The sites are usually nominated by campaigners to save them – the 20th Century Society in the case of the brutals – and inclusion is often followed by hefty grants from a trust fund based in the Empire State Building in New York and backed by American Express, which has just committed a further $5m (£3.2m).

The seven UK nominations the island of St Helena, that speck of land in the south Atlantic where Napoleon was imprisoned; Quarr, a 20th-century abbey on the Isle of Wight; Newstead Abbey, Byron's family home; and the medieval ruins of Coventry's old cathedral, levelled by a night of German bombing but still standing beside Sir Basil Spence's new building.

The most controversial, however, will undoubtedly be the harsh, uncompromisingly grey concrete buildings jointly nominated as "British brutalism", which though they have passionate admirers, have also often been voted the structures people would most like to see demolished.

In the case of Birmingham central library, they are likely to get their wish. Although the 1970s building is still in use, the most ambitious new library project in the country, a towering £200m complex including a new home for the Birmingham Rep theatre company, has already started to rise above the rooftops.

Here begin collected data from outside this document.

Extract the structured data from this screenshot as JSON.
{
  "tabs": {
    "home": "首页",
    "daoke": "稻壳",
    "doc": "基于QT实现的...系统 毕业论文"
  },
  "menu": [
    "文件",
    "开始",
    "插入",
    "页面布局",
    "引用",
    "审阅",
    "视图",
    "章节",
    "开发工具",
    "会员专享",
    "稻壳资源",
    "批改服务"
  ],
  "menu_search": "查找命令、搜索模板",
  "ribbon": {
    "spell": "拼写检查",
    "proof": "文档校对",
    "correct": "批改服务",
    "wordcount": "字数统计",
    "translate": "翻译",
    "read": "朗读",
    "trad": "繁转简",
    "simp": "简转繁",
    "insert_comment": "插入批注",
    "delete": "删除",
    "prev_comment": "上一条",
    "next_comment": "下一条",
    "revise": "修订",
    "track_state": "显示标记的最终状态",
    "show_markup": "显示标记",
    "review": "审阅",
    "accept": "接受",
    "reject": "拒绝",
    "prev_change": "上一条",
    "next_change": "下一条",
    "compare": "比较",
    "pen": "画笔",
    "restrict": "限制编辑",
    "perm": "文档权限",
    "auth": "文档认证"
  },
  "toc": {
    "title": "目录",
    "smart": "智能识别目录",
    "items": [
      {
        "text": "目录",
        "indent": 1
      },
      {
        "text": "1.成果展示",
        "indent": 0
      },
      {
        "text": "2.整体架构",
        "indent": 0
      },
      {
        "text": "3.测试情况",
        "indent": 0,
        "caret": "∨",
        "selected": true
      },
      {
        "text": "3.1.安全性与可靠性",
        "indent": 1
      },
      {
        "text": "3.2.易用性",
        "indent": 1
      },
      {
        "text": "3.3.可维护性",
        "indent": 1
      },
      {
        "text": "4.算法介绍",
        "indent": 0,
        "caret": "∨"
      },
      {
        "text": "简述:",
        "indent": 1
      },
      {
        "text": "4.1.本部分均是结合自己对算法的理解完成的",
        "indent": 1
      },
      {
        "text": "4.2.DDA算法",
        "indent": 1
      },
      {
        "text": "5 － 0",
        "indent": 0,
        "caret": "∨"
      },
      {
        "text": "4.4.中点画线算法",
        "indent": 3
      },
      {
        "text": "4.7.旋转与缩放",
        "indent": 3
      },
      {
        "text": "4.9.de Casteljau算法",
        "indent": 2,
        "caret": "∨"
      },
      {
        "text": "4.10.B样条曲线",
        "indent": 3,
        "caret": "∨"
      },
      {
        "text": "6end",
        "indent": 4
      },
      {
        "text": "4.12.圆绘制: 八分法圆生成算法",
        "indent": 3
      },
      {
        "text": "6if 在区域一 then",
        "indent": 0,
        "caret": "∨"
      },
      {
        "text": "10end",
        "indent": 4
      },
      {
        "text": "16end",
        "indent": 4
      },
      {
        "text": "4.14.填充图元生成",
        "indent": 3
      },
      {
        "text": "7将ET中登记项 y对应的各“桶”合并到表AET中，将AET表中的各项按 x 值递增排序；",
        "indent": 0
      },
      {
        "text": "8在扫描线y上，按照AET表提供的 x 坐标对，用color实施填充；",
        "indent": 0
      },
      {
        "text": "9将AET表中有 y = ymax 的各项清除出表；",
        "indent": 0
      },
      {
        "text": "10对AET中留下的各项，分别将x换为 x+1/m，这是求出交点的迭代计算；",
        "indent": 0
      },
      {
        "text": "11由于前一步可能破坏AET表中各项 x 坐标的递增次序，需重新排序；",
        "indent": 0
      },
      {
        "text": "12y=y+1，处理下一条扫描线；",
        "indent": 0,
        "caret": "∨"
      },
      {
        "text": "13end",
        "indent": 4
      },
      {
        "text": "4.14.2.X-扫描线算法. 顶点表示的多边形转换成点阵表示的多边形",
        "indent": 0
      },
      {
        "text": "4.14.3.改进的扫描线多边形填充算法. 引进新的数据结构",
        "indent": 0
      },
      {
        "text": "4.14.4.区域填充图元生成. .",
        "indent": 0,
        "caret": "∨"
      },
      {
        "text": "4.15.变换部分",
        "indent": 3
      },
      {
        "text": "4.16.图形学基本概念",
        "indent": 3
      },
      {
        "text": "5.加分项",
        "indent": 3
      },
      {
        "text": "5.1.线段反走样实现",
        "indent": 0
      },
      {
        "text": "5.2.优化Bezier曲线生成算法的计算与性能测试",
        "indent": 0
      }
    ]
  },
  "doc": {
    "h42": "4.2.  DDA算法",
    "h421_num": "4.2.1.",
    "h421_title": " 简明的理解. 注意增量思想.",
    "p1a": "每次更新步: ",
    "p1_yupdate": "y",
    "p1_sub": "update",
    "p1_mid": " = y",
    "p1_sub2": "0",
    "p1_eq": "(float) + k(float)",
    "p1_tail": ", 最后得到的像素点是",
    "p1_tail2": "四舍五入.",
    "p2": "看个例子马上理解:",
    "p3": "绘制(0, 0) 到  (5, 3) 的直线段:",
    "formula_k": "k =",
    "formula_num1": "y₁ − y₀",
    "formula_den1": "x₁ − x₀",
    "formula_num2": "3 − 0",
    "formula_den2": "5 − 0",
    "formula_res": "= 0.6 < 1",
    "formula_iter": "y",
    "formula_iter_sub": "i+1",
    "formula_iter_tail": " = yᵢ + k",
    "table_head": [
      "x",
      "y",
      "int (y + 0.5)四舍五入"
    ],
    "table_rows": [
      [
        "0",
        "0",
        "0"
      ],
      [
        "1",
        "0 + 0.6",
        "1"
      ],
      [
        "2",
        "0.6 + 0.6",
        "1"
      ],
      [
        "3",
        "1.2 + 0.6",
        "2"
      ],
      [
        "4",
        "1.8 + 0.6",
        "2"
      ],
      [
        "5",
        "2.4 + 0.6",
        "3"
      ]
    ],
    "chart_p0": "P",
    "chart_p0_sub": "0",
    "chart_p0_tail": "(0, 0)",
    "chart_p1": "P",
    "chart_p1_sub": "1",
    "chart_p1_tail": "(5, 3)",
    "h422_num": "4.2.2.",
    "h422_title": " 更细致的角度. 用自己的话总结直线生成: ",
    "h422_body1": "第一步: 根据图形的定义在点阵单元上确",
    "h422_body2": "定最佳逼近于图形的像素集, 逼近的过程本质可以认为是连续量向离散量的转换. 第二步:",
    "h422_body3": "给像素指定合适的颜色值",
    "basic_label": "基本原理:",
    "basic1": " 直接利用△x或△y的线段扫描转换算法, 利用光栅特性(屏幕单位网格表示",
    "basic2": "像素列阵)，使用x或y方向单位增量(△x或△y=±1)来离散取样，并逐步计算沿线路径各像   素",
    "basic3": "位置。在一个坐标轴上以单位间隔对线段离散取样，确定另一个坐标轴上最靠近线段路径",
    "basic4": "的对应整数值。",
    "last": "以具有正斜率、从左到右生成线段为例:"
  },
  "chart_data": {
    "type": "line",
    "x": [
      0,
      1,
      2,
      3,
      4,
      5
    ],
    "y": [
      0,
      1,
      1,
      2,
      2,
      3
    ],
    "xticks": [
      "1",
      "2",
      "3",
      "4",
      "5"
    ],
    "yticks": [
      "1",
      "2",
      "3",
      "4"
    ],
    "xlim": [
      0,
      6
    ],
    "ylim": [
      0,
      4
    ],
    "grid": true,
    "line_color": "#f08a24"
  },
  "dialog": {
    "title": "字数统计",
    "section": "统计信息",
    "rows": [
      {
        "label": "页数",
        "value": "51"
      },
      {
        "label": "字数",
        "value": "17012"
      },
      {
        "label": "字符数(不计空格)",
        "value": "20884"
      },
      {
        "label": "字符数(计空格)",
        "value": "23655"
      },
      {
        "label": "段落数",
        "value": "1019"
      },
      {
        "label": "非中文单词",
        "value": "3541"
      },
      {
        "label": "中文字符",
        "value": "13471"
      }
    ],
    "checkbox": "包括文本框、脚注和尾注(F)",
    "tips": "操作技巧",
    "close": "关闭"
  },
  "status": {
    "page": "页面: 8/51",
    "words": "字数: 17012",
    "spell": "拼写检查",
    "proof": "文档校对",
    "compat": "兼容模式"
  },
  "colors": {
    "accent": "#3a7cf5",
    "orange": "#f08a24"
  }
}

When the books and collections are transferred in 2013, the old building will be demolished, and many in Birmingham – including most of the staff – will dance on its grave.

Preston's monumental bus station, the biggest in the world when it opened in 1969, and still doing the job for which it was built, is also threatened with demolition.

Like the Preston and Birmingham structures, the Hayward Gallery in the South Bank complex has been refused listed building status, although it is flanked by the Grade II*-listed National Theatre and the Grade I-listed Festival Hall. Many artists including Antony Gormley and Tracey Emin have mounted spectacularly successful recent exhibitions there, but over the last decades several redevelopment proposals for the South Bank complex have envisaged flattening it and its neighbouring Queen Elizabeth concert hall.

Jonathan Foyle, chair of the UK branch of the WMF, said: "Britain has a high level of statutory protection and guardianship, but it also has a very wide and rich heritage and inevitably things fall through the cracks in the floorboards. We are independent and non-governnmental, and we see it as our job to stick up for the underdogs, to flag up the importance of places that might not immediately strike everyone."

A total of 67 sites have made it on to the list this time, ranging from the enigmatic Nasca lines which run for miles across the Peruvian desert, to the American civil war site of Charleston in South Carolina, considered at risk from unsympathetic tourist development including rows of moored cruise ships. The floating fishing villages of Ha Long Bay in Vietnam are included, along with a fire-damaged railway station in Istanbul.

Sites devastated by natural disasters have also made the list, including hundreds of traditional villages and historic sites destroyed or damaged by the Japanese earthquake and tsunami, and monuments in Christchurch, damaged the New Zealand quake.

"The watch [list] reminds us of our collective role as stewards of the earth and of its human heritage," Bonnie Burnham, president of the fund, said in New York.